Trained models and pseudo labels
Download the trained models and the pseudo 2d labels as follows. You can also follow pseudo_2d_labels_generation to generate the pseudo 2d labels.
> wget https://s3.unistra.fr/camma_public/github/selfpose3d/selfpose3d_models_pseudo_labels.zip
The directory tree should look like this:
${POSE_ROOT}
|-- models
| |-- pose_resnet_50_384x288.pth
| |-- cam5_rootnet_epoch2.pth.tar
| |-- cam5_posenet.pth.tar
| |-- backbone_epoch20.pth.tar
|-- data
|-- panoptic-toolbox
|-- data
|-- 160224_haggling1
| |-- hdImgs
| |-- hdvideos
| |-- hdPose3d_stage1_coco19
| |-- calibration_160224_haggling1.json
|-- 160226_haggling1
|-- ...
|-- group_train_cam5_pseudo_hrnet_soft_9videos.pkl
|-- group_train_cam5_pseudo_hrnet_hard_9videos.pkl
|-- group_validation_cam5_sub.pkl
Training
CMU Panoptic dataset
Train and validate on the five selected camera views. You can specify the GPU devices, batch size per GPU and model path in the config file. We trained our models on two GPUs.
1. Backbone training
python -u tools/train_3d.py --cfg configs/panoptic_ssl/resnet50/backbone_pseudo_hrnet_soft_9videos.yaml
2. Root Net training
python -u tools/train_3d.py --cfg configs/panoptic_ssl/resnet50/cam5_rootnet.yaml
3. Pose Net training
python -u tools/train_3d.py --cfg configs/panoptic_ssl/resnet50/cam5_posenet.yaml
4. (Optional) Pose Net fine-tuning on high-confidence data
python -u tools/train_3d.py --cfg configs/panoptic_ssl/resnet50/cam5_posenet_finetune.yaml
(Not Recommended) Subset training
- If you want to conduct subset training with less sequences, you can go to
./lib/dataset/panoptic_ssv.pyand modify TRAIN_LIST. - However, we do not recommend subset training from scratch because the backbone could be underfitting, resulting in poor pose estimation performance. See issues.
Evaluation
CMU Panoptic dataset
python -u tools/evaluate.py --cfg configs/panoptic_ssl/resnet50/cam5_posenet.yaml --with-ssv --test-file models/cam5_posenet.pth.tar
Tips for custom dataset
Currently, we do not support APIs for custom dataset training.

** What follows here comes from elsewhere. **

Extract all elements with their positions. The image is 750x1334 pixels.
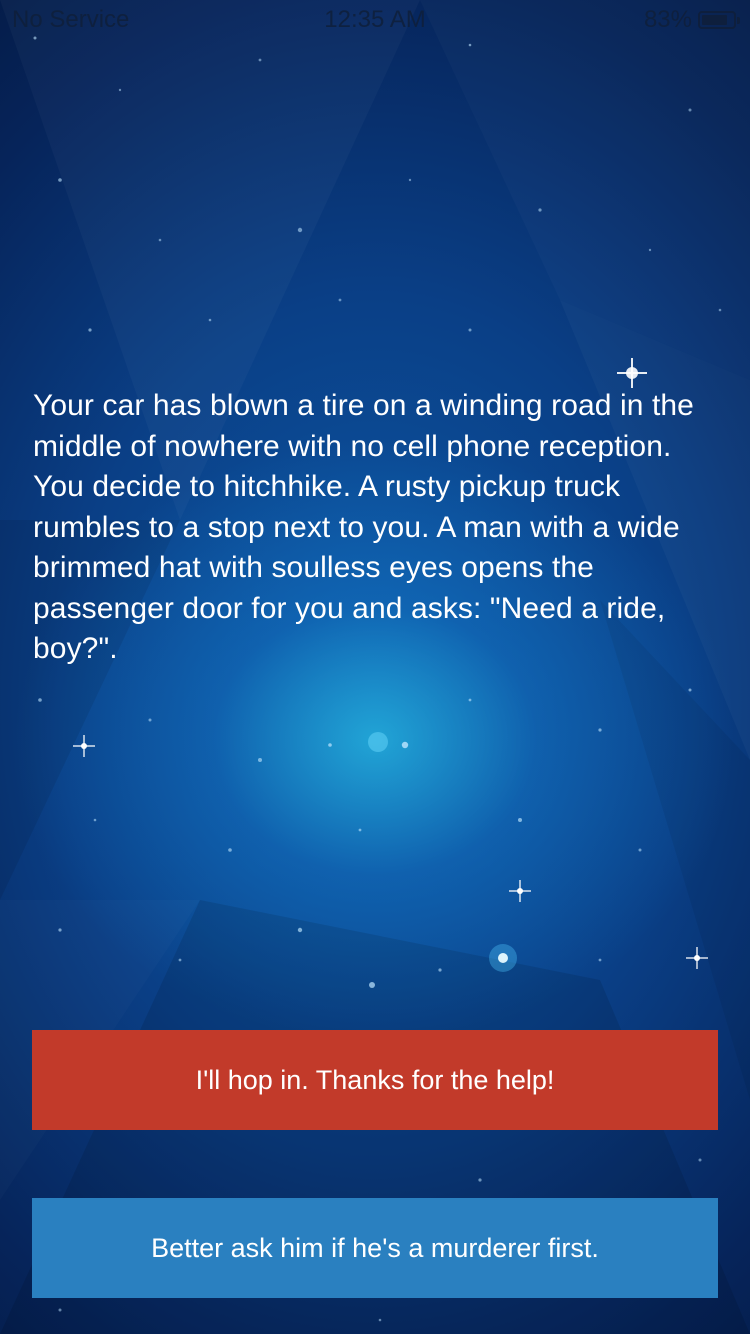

If you want to use SelfPose3d on your own dataset, you need to do the following things:
- Generate 2d poses using any off-the-shelf pose detector and save the results as a pickle file with corresponding metadata. Please refer to the structure of the provided pickle file as an example.

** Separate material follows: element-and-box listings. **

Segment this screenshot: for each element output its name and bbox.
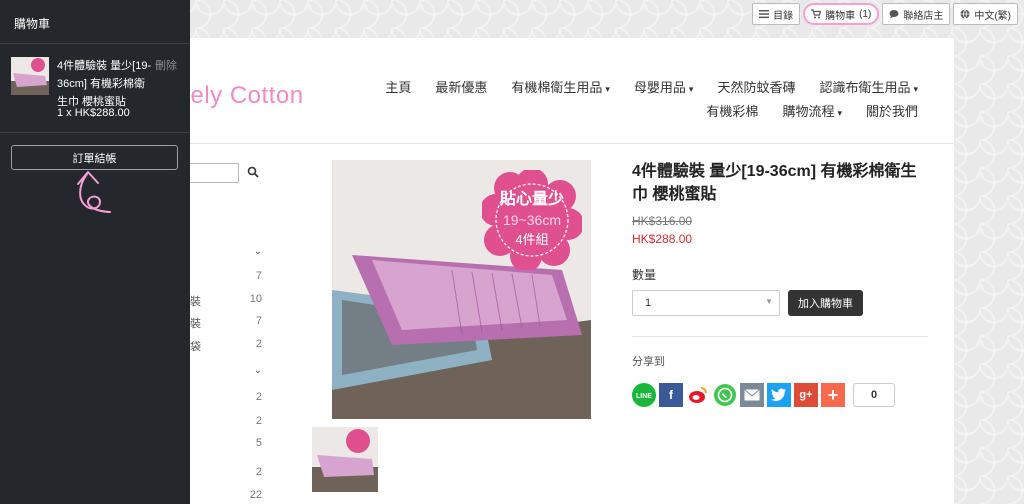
svg-text:LINE: LINE — [636, 393, 652, 400]
nav-cloth-hygiene[interactable]: 認識布衛生用品 ▾ — [819, 77, 918, 96]
nav-shopping-flow-label: 購物流程 — [782, 103, 835, 119]
drawer-title: 購物車 — [14, 17, 51, 31]
sidebar-row-count: 5 — [255, 437, 262, 449]
add-to-cart-button[interactable]: 加入購物車 — [788, 290, 863, 316]
cart-item-photo — [11, 57, 49, 95]
nav-shopping-flow[interactable]: 購物流程 ▾ — [782, 101, 842, 120]
share-count: 0 — [853, 383, 895, 407]
sidebar-row[interactable]: 裝 10 — [190, 293, 270, 308]
list-icon — [759, 10, 770, 19]
more-share-icon[interactable]: + — [821, 383, 845, 407]
email-share-icon[interactable] — [740, 383, 764, 407]
sidebar-row-count: 7 — [255, 315, 262, 327]
globe-icon — [960, 9, 970, 19]
badge-line-1: 貼心量少 — [499, 191, 564, 208]
sidebar-row-count: 2 — [255, 391, 262, 403]
details-divider — [632, 336, 928, 337]
top-utility-bar: 目錄 購物車 (1) 聯絡店主 中文(繁) — [752, 3, 1018, 25]
sidebar-row-count: 22 — [249, 489, 262, 501]
caret-down-icon: ▾ — [605, 83, 610, 94]
catalog-label: 目錄 — [773, 10, 794, 22]
sidebar-row[interactable]: 22 — [190, 489, 270, 503]
chevron-down-icon[interactable]: ⌄ — [254, 246, 262, 257]
nav-mother-baby[interactable]: 母嬰用品 ▾ — [634, 77, 694, 96]
main-panel: vely Cotton 主頁 最新優惠 有機棉衛生用品 ▾ 母嬰用品 ▾ 天然防蚊香… — [178, 38, 954, 504]
cart-item-price: 1 x HK$288.00 — [57, 107, 130, 119]
nav-home[interactable]: 主頁 — [385, 77, 411, 96]
search-input[interactable] — [186, 163, 239, 183]
site-logo[interactable]: vely Cotton — [178, 82, 304, 110]
sidebar-row-count: 2 — [255, 466, 262, 478]
cart-item-delete[interactable]: 刪除 — [155, 57, 177, 73]
contact-button[interactable]: 聯絡店主 — [882, 3, 951, 25]
nav-organic-hygiene-label: 有機棉衛生用品 — [511, 79, 603, 95]
line-share-icon[interactable]: LINE — [632, 383, 656, 407]
language-button[interactable]: 中文(繁) — [953, 3, 1018, 25]
drawer-divider — [0, 132, 190, 133]
product-details: 4件體驗裝 量少[19-36cm] 有機彩棉衛生巾 櫻桃蜜貼 HK$316.00… — [632, 160, 932, 407]
drawer-divider — [0, 43, 190, 44]
annotation-arrow-icon — [77, 171, 111, 213]
quantity-label: 數量 — [632, 268, 657, 282]
badge-line-3: 4件組 — [515, 232, 549, 247]
cart-icon — [811, 9, 822, 19]
caret-down-icon: ▾ — [688, 83, 694, 94]
chevron-down-icon[interactable]: ⌄ — [254, 365, 262, 376]
twitter-share-icon[interactable] — [767, 383, 791, 407]
sidebar-row-count: 2 — [255, 415, 262, 427]
product-thumbnail[interactable] — [312, 427, 378, 492]
sidebar-row[interactable]: 裝7 — [190, 315, 270, 330]
nav-color-cotton[interactable]: 有機彩棉 — [706, 101, 758, 120]
sidebar-row-count: 2 — [255, 338, 262, 350]
whatsapp-share-icon[interactable] — [713, 383, 737, 407]
sidebar-row-count: 10 — [249, 293, 262, 305]
nav-offers[interactable]: 最新優惠 — [435, 77, 487, 96]
sidebar-row[interactable]: 7 — [190, 270, 270, 284]
quantity-value: 1 — [645, 297, 652, 309]
header-divider — [190, 143, 954, 144]
cart-item-thumbnail[interactable] — [11, 57, 49, 95]
nav-about[interactable]: 關於我們 — [866, 101, 918, 120]
sidebar-row[interactable]: 2 — [190, 466, 270, 480]
language-label: 中文(繁) — [974, 10, 1011, 22]
cart-drawer: 購物車 4件體驗裝 量少[19-36cm] 有機彩棉衛生巾 櫻桃蜜貼 刪除 1 … — [0, 0, 190, 504]
thumbnail-photo — [312, 427, 378, 492]
main-nav: 主頁 最新優惠 有機棉衛生用品 ▾ 母嬰用品 ▾ 天然防蚊香磚 認識布衛生用品 ▾ 有… — [358, 74, 918, 122]
cart-count: (1) — [859, 8, 872, 20]
sidebar-row-count: 7 — [255, 270, 262, 282]
search-icon[interactable] — [247, 166, 259, 178]
share-buttons: LINE f g+ + 0 — [632, 383, 932, 407]
facebook-share-icon[interactable]: f — [659, 383, 683, 407]
caret-down-icon: ▾ — [913, 83, 918, 94]
share-label: 分享到 — [632, 356, 665, 368]
nav-mother-baby-label: 母嬰用品 — [633, 79, 686, 95]
nav-row-1: 主頁 最新優惠 有機棉衛生用品 ▾ 母嬰用品 ▾ 天然防蚊香磚 認識布衛生用品 ▾ — [358, 74, 918, 98]
product-image[interactable]: 貼心量少 19~36cm 4件組 — [332, 160, 591, 419]
original-price: HK$316.00 — [632, 214, 693, 228]
badge-text: 貼心量少 19~36cm 4件組 — [482, 190, 582, 250]
cart-item-name[interactable]: 4件體驗裝 量少[19-36cm] 有機彩棉衛生巾 櫻桃蜜貼 — [57, 57, 153, 111]
contact-label: 聯絡店主 — [903, 10, 944, 22]
cart-button[interactable]: 購物車 (1) — [803, 3, 880, 25]
sale-price: HK$288.00 — [632, 232, 693, 246]
sidebar-row[interactable]: 袋2 — [190, 338, 270, 353]
sidebar-row[interactable]: 2 — [190, 415, 270, 429]
catalog-button[interactable]: 目錄 — [752, 3, 801, 25]
nav-mosquito-brick[interactable]: 天然防蚊香磚 — [717, 77, 795, 96]
nav-row-2: 有機彩棉 購物流程 ▾ 關於我們 — [358, 98, 918, 122]
product-title: 4件體驗裝 量少[19-36cm] 有機彩棉衛生巾 櫻桃蜜貼 — [632, 163, 917, 203]
nav-organic-hygiene[interactable]: 有機棉衛生用品 ▾ — [511, 77, 610, 96]
quantity-select[interactable]: 1 ▼ — [632, 290, 780, 316]
badge-line-2: 19~36cm — [503, 212, 561, 228]
weibo-share-icon[interactable] — [686, 383, 710, 407]
sidebar-row[interactable]: 2 — [190, 391, 270, 405]
chat-bubble-icon — [889, 10, 899, 19]
sidebar-row[interactable]: 5 — [190, 437, 270, 451]
quantity-row: 1 ▼ 加入購物車 — [632, 290, 932, 316]
nav-cloth-hygiene-label: 認識布衛生用品 — [819, 79, 911, 95]
google-plus-share-icon[interactable]: g+ — [794, 383, 818, 407]
cart-label: 購物車 — [825, 10, 856, 22]
dropdown-arrow-icon: ▼ — [765, 297, 773, 306]
caret-down-icon: ▾ — [837, 107, 842, 118]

- Write your own dataset class under
./lib/dataset/. - Write the config file. Most importantly, you need to adjust the following parameters. See issues.
config.MULTI_PERSON.SPACE_SIZE (The size of the 3d space)

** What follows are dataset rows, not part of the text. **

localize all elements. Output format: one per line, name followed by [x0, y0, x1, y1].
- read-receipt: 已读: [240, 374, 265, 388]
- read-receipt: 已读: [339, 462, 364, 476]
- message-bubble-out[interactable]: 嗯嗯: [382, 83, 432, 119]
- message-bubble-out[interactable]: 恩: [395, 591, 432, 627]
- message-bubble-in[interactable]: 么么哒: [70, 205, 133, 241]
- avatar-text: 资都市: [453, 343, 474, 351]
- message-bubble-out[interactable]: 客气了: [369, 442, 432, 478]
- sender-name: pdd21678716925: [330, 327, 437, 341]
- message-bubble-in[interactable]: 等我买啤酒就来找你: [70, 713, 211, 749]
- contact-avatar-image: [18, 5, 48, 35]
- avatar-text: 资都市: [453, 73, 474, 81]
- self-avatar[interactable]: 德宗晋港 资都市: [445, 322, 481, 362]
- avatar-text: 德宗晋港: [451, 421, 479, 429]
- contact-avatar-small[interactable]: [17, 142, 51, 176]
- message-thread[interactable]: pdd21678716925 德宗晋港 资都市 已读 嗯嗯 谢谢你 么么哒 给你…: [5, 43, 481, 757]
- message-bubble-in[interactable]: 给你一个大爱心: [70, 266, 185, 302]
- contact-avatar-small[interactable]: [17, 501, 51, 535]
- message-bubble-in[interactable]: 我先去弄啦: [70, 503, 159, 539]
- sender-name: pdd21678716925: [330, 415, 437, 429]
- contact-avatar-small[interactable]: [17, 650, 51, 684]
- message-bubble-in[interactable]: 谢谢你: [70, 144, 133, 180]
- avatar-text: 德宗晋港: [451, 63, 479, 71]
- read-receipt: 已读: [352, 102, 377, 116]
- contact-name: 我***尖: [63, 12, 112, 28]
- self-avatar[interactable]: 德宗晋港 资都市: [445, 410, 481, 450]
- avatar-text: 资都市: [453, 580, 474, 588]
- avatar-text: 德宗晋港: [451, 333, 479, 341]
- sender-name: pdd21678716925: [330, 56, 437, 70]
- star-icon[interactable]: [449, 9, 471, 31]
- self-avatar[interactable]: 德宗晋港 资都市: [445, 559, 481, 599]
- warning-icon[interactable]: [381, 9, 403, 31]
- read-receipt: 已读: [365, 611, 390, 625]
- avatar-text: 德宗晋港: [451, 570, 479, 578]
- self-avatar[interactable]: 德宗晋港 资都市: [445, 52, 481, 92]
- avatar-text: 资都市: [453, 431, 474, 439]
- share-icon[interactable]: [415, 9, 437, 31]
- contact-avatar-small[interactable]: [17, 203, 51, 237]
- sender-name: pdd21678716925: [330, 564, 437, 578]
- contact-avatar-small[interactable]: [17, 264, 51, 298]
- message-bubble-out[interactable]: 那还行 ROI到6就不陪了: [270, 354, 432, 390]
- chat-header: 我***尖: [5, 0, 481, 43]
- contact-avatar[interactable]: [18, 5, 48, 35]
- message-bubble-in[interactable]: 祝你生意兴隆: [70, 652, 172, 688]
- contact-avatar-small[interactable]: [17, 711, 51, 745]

config.MULTI_PERSON.SPACE_CENTER (The position of the 3d space center)
config.NETWORK.ROOTNET_SYN_RANGE (The relative space range to the 3d space center, where we generate the synthetic 3d root joints during root net training)
Citation
If you use our code or models in your research, please cite with:
@InProceedings{Srivastav_2024_CVPR,
author = {Srivastav, Vinkle and Chen, Keqi and Padoy, Nicolas},
title = {SelfPose3d: Self-Supervised Multi-Person Multi-View 3d Pose Estimation},
booktitle = {Proceedings of the IEEE/CVF Conference on Computer Vision and Pattern Recognition (CVPR)},
month = {June},
year = {2024},
pages = {2502-2512}
}
References
The project uses voxelpose-pytorch. We thank the authors of voxelpose for releasing the code. If you use voxelpose, consider citing it using the following BibTeX entry.
@inproceedings{voxelpose,
author={Tu, Hanyue and Wang, Chunyu and Zeng, Wenjun},
title={VoxelPose: Towards Multi-Camera 3D Human Pose Estimation in Wild Environment},
booktitle = {European Conference on Computer Vision (ECCV)},
year = {2020}
}
The project also leverages following research works. We thank the authors for releasing their codes.
License
This code and models are available for non-commercial scientific research purposes as defined in the CC BY-NC-SA 4.0. By downloading and using this code you agree to the terms in the LICENSE. Third-party codes are subject to their respective licenses.